Il y avait aussi un oncle qui, bien que fortuné, suivait la vieille coutume chinoise selon laquelle le fils aîné héritait des biens familiaux. Il me dit

: «

Je ne veux rien, mais je dois payer les frais d’obsèques par respect. J’habite loin, et je vous confie la garde de ma mère.

»

Qu'il s'agisse de choses ou de personnes, le problème n'est pas de ne pas les reconnaître, mais de les comparer. Une fois la comparaison effectuée, la différence saute aux yeux. Peut-être Zhang Lei a-t-il hérité d'eux sa nature bienveillante et juste. Zhang Lei était une bonne personne dans sa jeunesse, mais à présent, il a soudain le sentiment d'être devenu mauvais.

Pourtant, ils ignoraient tout cela. À leurs yeux, Zhang Lei était toujours ce gentil garçon, celui qui avait su donner son cerf en peluche à une petite fille en pleurs qu'il ne connaissait pas.

Plus il était sous ces regards, plus Zhang Lei se sentait coupable. Assis là, il avait l'impression que tout le monde le regardait.

«

Désolé, je n'ai pas encore fait mes devoirs. Je vais dans ma chambre pour les faire

!

» Zhang Lei se leva, mais son expression restait un peu étrange.

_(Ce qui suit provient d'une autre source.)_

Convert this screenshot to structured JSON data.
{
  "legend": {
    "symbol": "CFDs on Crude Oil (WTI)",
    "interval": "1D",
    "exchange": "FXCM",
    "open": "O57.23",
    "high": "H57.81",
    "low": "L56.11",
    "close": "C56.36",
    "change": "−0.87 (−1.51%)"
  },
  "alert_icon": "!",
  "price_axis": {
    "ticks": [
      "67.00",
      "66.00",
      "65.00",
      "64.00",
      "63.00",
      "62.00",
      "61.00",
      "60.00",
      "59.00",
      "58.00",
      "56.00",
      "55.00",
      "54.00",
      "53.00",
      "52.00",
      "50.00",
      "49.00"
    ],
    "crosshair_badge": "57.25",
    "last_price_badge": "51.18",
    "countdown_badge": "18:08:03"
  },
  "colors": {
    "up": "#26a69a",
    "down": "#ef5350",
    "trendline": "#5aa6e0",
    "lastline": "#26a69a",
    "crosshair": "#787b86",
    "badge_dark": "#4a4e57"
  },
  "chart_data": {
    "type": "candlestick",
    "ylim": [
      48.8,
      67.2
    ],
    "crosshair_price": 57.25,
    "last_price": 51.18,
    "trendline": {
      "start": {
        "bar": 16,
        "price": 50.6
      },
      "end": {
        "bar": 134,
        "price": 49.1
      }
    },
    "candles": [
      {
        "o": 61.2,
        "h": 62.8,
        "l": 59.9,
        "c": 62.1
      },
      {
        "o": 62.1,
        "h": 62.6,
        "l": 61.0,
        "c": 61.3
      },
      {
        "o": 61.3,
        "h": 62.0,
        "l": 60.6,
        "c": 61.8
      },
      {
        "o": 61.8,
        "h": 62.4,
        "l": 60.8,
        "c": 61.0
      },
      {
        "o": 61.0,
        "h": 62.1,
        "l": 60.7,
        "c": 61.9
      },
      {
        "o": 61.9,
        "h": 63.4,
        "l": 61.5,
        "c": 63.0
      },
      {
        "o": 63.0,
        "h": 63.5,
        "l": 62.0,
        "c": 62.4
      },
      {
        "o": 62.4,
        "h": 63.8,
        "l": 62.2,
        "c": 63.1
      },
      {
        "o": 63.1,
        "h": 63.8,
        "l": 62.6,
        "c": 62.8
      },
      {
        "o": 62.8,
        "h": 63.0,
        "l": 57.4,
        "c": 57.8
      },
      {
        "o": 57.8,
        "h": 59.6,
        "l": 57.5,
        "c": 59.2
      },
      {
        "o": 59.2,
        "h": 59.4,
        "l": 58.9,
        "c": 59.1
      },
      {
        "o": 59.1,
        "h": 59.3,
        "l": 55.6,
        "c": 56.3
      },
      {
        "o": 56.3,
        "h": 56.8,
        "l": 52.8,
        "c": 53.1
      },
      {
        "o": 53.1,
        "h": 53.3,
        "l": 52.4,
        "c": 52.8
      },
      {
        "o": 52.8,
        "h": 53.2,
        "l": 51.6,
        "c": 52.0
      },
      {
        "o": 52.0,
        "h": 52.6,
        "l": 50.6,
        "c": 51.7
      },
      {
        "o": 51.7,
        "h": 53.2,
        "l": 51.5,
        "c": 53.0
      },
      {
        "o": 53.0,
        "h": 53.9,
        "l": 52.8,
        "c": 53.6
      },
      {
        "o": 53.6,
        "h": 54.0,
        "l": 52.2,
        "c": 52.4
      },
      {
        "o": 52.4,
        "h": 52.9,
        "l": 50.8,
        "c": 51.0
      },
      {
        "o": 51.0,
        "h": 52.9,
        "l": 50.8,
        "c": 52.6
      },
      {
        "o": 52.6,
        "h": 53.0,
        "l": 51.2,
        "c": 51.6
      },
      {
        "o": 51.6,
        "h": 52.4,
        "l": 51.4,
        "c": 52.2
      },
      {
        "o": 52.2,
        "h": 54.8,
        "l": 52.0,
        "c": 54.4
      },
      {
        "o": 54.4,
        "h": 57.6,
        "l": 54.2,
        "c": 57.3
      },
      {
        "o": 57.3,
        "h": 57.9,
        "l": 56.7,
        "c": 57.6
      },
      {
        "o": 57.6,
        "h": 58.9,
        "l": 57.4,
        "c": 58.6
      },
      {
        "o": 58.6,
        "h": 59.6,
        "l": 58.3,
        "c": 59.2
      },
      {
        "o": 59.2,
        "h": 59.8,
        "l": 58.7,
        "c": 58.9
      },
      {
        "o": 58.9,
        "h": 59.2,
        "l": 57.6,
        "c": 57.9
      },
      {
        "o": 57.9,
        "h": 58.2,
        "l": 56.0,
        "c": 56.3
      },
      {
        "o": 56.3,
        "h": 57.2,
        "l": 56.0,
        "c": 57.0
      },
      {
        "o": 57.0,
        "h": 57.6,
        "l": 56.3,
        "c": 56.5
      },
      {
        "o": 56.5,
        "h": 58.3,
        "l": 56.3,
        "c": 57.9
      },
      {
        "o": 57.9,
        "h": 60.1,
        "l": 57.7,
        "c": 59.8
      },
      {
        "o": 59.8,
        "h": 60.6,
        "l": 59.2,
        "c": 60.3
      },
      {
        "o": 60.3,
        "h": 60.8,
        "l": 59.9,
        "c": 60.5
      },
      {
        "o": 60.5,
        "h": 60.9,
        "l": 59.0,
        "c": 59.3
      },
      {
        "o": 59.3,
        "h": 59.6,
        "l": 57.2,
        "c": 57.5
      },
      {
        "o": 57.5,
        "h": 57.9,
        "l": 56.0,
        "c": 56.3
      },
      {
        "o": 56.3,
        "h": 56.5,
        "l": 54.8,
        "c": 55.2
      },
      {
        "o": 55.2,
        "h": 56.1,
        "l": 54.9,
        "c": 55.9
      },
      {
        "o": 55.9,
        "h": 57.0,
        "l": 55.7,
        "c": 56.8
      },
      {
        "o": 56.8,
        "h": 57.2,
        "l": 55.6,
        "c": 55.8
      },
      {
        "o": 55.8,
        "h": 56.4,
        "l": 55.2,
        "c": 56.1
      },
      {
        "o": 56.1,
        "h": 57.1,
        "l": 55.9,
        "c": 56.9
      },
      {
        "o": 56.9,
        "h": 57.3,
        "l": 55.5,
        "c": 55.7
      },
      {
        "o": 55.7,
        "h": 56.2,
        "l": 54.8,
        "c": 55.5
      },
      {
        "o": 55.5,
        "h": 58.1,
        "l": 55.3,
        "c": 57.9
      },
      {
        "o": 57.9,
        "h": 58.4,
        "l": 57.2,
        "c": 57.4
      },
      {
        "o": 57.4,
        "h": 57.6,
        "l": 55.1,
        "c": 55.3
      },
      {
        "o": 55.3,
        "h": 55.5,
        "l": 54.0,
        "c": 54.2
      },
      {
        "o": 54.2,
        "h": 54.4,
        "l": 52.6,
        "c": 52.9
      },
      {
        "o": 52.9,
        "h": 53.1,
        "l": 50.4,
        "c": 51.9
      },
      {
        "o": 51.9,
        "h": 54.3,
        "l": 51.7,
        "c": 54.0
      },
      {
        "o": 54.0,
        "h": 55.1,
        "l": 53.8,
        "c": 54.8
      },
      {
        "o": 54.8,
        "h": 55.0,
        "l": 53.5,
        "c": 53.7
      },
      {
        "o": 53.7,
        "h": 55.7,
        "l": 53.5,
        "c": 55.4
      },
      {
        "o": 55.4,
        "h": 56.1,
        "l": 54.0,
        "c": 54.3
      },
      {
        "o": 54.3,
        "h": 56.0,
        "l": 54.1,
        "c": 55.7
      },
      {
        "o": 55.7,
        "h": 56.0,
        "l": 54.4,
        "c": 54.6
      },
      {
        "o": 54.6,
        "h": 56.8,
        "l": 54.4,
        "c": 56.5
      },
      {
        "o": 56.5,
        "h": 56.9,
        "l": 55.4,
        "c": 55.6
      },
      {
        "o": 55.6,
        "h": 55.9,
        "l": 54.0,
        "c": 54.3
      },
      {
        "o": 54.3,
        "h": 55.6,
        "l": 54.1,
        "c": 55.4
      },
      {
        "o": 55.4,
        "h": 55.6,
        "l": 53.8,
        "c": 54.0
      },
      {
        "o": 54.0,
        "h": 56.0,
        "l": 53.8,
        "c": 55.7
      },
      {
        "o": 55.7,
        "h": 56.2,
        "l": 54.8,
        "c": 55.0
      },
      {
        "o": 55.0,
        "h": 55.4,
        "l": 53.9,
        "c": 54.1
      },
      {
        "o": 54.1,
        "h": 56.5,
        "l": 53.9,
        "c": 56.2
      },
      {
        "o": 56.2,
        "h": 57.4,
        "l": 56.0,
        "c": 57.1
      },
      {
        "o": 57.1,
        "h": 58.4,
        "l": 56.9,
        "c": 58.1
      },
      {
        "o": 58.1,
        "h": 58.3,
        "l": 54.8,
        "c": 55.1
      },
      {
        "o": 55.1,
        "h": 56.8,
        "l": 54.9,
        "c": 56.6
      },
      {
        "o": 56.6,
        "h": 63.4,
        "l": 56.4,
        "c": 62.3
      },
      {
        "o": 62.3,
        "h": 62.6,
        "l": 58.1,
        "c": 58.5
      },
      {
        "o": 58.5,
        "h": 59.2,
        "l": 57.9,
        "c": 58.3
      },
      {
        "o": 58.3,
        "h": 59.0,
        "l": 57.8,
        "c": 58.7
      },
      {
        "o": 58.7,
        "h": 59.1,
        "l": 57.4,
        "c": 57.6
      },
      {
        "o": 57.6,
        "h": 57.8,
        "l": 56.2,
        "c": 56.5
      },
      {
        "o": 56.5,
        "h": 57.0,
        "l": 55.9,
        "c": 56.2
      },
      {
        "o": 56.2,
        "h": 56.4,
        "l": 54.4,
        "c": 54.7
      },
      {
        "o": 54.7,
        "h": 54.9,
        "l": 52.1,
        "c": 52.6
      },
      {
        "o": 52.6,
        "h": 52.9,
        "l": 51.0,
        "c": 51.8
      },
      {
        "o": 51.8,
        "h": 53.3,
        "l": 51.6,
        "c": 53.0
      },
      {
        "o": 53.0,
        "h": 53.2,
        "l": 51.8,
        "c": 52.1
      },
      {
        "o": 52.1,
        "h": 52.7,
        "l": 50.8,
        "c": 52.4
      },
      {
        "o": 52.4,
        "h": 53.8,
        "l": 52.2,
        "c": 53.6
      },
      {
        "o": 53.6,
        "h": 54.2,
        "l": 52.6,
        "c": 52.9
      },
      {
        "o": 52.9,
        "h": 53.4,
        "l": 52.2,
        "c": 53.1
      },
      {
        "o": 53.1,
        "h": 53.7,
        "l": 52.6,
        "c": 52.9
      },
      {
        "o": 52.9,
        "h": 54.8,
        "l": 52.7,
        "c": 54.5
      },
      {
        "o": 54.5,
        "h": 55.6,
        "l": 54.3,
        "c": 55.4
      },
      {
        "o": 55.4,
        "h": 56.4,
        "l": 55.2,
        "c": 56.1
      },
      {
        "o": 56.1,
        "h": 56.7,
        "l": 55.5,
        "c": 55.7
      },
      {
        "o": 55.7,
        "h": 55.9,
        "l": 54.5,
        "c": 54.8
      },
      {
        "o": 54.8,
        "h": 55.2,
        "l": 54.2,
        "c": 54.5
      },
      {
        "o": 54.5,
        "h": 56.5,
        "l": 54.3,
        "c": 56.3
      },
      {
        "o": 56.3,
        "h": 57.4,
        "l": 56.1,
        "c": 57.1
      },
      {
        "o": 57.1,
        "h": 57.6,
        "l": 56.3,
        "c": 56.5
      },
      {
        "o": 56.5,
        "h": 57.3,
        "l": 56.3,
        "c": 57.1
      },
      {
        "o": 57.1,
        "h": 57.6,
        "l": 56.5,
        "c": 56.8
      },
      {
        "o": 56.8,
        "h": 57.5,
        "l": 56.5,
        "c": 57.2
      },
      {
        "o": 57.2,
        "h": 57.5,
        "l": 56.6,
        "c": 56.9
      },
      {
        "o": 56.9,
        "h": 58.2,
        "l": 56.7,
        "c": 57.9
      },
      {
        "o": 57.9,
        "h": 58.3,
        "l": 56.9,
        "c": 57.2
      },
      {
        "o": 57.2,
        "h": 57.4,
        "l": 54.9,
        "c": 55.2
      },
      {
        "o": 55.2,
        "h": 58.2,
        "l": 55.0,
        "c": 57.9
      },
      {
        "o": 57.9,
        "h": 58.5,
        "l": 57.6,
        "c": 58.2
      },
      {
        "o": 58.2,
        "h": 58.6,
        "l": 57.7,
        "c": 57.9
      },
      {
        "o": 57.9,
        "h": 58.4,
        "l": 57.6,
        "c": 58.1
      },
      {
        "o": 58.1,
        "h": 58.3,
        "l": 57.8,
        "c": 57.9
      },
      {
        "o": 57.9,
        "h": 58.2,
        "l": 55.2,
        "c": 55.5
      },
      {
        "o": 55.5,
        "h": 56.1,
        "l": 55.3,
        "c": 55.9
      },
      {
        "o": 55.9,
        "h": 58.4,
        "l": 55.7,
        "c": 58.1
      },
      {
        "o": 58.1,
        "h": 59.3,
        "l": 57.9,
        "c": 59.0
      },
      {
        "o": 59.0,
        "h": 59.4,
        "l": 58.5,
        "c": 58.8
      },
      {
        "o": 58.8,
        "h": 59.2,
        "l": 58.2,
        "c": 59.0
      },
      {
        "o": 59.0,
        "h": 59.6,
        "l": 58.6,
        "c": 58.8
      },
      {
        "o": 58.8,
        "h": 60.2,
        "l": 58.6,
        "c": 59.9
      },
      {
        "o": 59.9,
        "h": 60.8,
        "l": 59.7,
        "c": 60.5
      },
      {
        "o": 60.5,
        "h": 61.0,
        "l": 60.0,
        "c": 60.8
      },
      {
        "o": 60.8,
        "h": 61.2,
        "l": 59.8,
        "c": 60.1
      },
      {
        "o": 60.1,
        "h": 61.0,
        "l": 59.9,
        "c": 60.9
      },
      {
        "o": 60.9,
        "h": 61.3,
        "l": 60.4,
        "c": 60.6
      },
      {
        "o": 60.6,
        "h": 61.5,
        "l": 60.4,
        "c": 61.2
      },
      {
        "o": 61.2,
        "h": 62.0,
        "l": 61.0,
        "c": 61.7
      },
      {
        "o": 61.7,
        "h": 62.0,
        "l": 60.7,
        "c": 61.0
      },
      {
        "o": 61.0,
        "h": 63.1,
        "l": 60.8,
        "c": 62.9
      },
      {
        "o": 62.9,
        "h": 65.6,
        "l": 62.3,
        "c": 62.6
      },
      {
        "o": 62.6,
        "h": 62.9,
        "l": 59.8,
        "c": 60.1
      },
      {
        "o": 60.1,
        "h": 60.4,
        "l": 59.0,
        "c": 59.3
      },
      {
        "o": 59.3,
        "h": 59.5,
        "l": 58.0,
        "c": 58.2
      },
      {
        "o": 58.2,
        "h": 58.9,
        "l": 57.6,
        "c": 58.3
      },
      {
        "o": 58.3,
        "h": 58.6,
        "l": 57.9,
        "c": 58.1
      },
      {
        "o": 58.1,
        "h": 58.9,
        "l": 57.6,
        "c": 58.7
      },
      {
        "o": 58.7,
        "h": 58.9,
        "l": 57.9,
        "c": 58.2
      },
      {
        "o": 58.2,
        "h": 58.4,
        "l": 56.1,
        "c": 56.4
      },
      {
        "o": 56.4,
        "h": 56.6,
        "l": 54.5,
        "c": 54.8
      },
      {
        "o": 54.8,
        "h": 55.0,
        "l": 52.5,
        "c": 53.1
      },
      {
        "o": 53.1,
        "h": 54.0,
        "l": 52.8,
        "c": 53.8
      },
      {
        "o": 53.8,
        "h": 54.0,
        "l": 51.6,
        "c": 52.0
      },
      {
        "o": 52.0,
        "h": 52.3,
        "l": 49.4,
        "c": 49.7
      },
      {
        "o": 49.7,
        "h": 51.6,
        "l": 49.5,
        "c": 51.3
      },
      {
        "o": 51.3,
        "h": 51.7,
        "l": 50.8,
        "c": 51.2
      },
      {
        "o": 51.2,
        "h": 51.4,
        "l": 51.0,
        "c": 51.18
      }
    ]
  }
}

« Pff, ce gamin est vraiment trop compétitif. Il a toujours été comme ça, et maintenant c'est encore pire ! » « Oui, il ne pleurait jamais et ne faisait jamais d'histoires quand il était petit ! » « Oh, eh bien, c'est sa nature. Je pensais qu'il n'était pas triste ce matin. On dirait qu'il garde tout pour lui. Faisons comme si de rien n'était, sinon il va se sentir encore plus mal. Ta grande sœur a dit quand elle rentre ? »

Zhang Lei ignorait que son départ avait en réalité rehaussé son image.

Zhang Lei sortit son téléphone portable, qu'il venait de recevoir. Cependant, les factures ne lui seraient pas envoyées

; le siège social à Pékin prendrait directement en charge les frais. Tant qu'il n'effectuerait pas d'appels internationaux «

occasionnels

», Zhang Lei n'aurait rien à débourser.

Bien sûr, ce téléphone portable a aussi d'autres usages. Le bureau ne peut pas simplement fournir un téléphone portable ordinaire, vous devrez donc vous y habituer progressivement.

« Maman, c'est moi ! » Zhang Lei composa le numéro de téléphone de sa maison dans le nord-est de la Chine. Les employés de la centrale électrique étaient bien traités. Alors qu'ici, il fallait faire la queue pour installer un téléphone, chez lui, dans le nord-est de la Chine, il en possédait déjà un programmable.

Aucune mère n'a besoin de dire son nom à son fils ; aucune mère ne manquerait de reconnaître la voix du fils auquel elle pense jour et nuit.

«

Tu sais ce qui est arrivé à grand-mère

? Tes tantes t’ont appelé. C’est entièrement de ma faute. Si je ne m’étais pas disputé avec la famille de Xiao Wu, il n’aurait pas contacté grand-mère et elle n’aurait pas fait cette crise cardiaque

!

» Malgré son caractère bien trempé, Zhang Lei n’a pas besoin de faire semblant en présence de sa mère. À ces mots, il se mit à pleurer.

« Pourquoi pleures-tu ? Qu'y a-t-il de si grave ? Maman n'aime pas voir les garçons pleurer. Un garçon doit être courageux. Ravale tes larmes ! » C'était la consigne inflexible de la mère de Zhang Lei. Pourtant, Zhang Lei avait toujours été un peu sensible. Même devant les séries télévisées, il lui arrivait souvent d'avoir les larmes aux yeux. Sans les remontrances constantes de sa mère, Zhang Lei aurait sans doute été un véritable sentimental.